NASA and a group of universities known as the READI network have begun testing an earthquake-warning system based on satellite data from the Global Positioning System (GPS). The method could have allowed Japanese officials to issue accurate warnings of the deadly March 2011 earthquake and tsunami ten times faster than they did, say scientists.

The system is currently being tested using the US Pacific Northwest Geodetic Array: hundreds of GPS receivers placed along the North American coast between Northern California and British Columbia in Canada. The sensors provide real-time measurements of ground movement caused by nearby and offshore seismic faults.

Seismic traces record the magnitude of earthquakes — but satellite data can do it faster and more accurately. Credit: F. FLORIN/AFP/Getty Images

Tim Melbourne, a geodesist at Central Washington University in Ellensburg and the array's lead scientist, addressed a meeting of the Seismological Society of America in San Diego, California, this week. "The Cascadia subduction zone is our main focus," he said. "That is potentially a magnitude-9 fault."

The GPS receivers were installed in the late 1980s to study plate tectonics, and were upgraded in the early 2000s to provide hyper-accurate data for land surveyors as a supplement to conventional seismic arrays.

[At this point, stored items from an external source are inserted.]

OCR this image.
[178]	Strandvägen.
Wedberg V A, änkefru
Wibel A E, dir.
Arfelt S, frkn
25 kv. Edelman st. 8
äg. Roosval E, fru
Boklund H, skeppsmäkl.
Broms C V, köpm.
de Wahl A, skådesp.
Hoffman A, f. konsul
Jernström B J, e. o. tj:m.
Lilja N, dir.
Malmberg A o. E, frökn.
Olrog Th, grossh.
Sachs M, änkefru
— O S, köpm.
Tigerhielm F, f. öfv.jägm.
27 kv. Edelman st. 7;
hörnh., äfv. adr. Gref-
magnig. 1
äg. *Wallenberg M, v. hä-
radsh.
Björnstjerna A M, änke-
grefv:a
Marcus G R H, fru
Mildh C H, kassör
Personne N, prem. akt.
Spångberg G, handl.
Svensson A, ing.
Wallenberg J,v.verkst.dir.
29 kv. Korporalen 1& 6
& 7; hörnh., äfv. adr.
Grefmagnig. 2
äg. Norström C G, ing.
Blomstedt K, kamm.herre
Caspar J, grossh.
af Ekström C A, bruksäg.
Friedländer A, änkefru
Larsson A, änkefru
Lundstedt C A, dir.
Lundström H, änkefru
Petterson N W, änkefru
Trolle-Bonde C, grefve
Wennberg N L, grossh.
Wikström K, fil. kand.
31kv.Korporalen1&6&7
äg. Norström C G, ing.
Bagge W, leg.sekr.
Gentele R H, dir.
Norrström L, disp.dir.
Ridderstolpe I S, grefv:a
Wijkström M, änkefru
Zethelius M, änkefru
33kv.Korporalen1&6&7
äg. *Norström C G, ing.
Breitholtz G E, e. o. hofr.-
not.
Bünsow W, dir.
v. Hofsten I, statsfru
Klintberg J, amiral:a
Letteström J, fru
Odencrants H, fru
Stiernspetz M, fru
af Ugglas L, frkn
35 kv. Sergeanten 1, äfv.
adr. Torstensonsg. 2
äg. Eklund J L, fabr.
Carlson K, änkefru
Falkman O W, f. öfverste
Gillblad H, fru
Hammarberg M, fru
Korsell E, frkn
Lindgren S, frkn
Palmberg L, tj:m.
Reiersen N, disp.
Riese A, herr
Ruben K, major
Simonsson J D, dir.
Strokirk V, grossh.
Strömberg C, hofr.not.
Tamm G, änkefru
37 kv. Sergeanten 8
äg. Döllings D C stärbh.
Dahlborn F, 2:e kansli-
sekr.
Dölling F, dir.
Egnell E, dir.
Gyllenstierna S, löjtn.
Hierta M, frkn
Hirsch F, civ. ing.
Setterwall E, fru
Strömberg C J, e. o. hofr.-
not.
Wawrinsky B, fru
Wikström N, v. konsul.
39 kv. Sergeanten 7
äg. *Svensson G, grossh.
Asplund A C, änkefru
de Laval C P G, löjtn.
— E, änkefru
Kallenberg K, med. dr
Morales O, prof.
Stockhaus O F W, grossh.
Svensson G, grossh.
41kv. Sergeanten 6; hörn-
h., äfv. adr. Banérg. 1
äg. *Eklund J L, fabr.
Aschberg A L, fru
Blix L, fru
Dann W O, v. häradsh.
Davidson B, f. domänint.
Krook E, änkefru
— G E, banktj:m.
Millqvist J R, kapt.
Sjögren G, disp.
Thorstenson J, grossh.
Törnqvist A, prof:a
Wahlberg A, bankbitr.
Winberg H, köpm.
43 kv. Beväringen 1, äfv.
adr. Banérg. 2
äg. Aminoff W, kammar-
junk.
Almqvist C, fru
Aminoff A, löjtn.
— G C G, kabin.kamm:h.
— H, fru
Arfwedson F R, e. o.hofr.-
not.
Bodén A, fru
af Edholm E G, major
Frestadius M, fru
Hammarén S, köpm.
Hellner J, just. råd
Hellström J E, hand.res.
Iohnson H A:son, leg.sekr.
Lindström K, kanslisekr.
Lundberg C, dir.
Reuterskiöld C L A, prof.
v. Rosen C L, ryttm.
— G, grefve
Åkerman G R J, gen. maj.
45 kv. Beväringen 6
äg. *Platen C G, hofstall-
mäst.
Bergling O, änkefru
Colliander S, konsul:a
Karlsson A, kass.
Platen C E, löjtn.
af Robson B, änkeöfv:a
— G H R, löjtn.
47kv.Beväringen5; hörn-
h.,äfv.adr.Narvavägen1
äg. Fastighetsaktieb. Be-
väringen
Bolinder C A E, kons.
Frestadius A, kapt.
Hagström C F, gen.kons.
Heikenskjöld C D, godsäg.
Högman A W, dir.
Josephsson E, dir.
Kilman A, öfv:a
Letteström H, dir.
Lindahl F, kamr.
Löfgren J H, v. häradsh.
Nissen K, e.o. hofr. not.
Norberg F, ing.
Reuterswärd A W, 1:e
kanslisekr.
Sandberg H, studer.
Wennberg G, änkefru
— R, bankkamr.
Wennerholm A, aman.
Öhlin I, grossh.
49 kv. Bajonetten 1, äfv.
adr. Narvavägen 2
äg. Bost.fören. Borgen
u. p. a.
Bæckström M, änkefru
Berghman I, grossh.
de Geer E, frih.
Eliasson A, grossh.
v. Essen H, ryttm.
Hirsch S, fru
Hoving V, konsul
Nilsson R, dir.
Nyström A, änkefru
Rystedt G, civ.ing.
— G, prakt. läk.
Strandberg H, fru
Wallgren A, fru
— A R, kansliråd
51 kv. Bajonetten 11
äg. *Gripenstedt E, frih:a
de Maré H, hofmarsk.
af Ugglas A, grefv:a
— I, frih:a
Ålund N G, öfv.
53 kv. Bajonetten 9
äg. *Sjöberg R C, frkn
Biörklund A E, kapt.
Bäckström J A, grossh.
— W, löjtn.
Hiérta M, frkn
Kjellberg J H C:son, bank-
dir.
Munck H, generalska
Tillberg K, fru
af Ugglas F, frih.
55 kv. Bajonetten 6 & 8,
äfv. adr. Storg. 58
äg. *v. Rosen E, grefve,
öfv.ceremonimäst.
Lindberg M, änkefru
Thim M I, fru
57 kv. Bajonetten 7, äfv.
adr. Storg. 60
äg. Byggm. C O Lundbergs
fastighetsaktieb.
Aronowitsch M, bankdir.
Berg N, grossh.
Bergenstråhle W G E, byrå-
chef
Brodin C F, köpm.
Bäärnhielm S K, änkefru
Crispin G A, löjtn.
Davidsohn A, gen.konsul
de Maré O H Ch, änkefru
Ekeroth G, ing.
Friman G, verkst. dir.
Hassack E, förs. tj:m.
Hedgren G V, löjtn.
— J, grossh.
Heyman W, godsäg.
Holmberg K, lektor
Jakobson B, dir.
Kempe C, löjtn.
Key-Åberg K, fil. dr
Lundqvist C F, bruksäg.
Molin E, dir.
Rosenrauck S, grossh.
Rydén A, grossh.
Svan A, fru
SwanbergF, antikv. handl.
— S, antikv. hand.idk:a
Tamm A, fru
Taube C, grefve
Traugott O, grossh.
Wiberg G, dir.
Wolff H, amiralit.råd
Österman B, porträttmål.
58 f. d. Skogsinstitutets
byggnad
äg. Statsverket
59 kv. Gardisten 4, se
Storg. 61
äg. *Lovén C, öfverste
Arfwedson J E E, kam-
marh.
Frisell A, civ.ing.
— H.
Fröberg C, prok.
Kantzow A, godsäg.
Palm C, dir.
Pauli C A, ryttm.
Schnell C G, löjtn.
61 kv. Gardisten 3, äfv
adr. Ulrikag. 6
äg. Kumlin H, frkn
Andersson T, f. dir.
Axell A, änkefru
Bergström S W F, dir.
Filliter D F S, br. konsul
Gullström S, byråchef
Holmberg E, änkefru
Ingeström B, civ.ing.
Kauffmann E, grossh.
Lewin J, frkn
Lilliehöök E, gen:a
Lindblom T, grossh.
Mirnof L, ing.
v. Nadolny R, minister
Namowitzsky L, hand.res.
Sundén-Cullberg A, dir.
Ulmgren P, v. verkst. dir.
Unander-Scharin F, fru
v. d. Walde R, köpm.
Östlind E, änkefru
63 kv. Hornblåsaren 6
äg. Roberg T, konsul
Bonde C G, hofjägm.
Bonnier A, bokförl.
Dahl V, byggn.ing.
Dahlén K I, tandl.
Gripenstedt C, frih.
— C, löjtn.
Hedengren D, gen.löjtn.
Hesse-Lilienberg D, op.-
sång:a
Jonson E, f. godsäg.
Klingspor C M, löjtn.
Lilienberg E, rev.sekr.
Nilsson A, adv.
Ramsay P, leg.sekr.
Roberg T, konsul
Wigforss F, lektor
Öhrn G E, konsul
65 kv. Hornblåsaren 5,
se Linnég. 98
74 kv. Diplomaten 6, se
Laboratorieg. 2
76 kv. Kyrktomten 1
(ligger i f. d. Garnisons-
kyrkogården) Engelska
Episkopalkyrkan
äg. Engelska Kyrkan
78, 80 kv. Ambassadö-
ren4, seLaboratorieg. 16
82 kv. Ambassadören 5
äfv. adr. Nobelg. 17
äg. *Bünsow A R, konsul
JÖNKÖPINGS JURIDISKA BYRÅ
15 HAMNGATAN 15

They are placed so that seismic waves travelling from dangerous faults towards populated areas first hit the sensors, and trigger a warning message. This gives officials a few seconds' notice of approaching shock waves and helps them to work out where the epicentre of the quake is.

"The data get to our lab in under a tenth of a second," says Melbourne, "and we can process that into a position estimate good to a couple of centimetres within a half-second."

Earth-shaking accuracy

Conventional seismometers provide similar information. On 13 April, for example, a small earthquake of magnitude 3.5 occurred near Aromas, California. "At my desktop in Berkeley, I got 25 seconds' warning," said Richard Allen, director of the seismology laboratory at the University of California, Berkeley.

But seismometers have limitations. "They do a beautiful job discriminating among magnitude 2, 3, 4, 6, earthquakes," says Melbourne. "But they run into trouble where you have to distinguish a magnitude 8 from a magnitude 9." This is partly because in big quakes, the ground may shake for longer, but not significantly harder.

GPS has no such problem, because it directly measures the movement of the ground. "If the ground lurches by many metres, it's unambiguous evidence for a very large earthquake," says Susan Hough, a seismologist at the US Geological Survey in Pasadena, California.

Melbourne and Allen use the Japan earthquake as an example. In March 2011, Japanese officials relying on seismometer data were able to issue earthquake warnings within eight seconds of detecting that something major was going on. "But they thought it was magnitude 7.1," says Allen. The estimate increased to 8.1 within 2 minutes, but it took another 20 minutes to reach the final value of magnitude 9.

Meanwhile, the tsunami caused by the earthquake was on its way, striking the Japanese coast only 30 minutes after the earthquake. Because they had underestimated the size of the earthquake, officials also underestimated the size of the wave, and the Japanese public were unprepared for the damage it would cause.

Ten times faster

Using his own calculations with real-time GPS data from the Japanese earthquake, Melbourne got the right magnitude within two minutes. He is surprised that the Japanese didn't do it themselves in 2011. "Japan has the gold standard of everything [related to earthquakes]," he says. "I thought the Japanese would have incorporated this a decade ago."

It is hard to tell whether more lives would have been saved. "But I have a feeling that if they had known within two minutes, it would have been very different," says Melbourne. Seth Stein, a geophysicist from Northwestern University in Evanston, Illinois, adds that while Japan's warning system worked well enough to save many lives,"a lot of people who didn't evacuate or didn't evacuate far enough didn't think it would be that big. So it's important to get a better take, early on, about how big an earthquake is."

But not everyone thinks that GPS is the best warning system. The main complaint is that glitches could cause false earthquake alarms. "For example, one tends to get spikes when satellites come over the horizon, which can generate large, spurious signals," says Hough.

Yehuda Bock, a geodesist at Scripps Institution of Oceanography in La Jolla, California, says that the best solution is to add inexpensive seismometers to GPS stations, so that the instruments can back each other up.

But Melbourne thinks that GPS signal processing is already good enough to be used on its own. "At some point you have to say, OK, it all seems to be working," he says. "We're rapidly developing it and pushing to make it better, but all the pieces are in place now."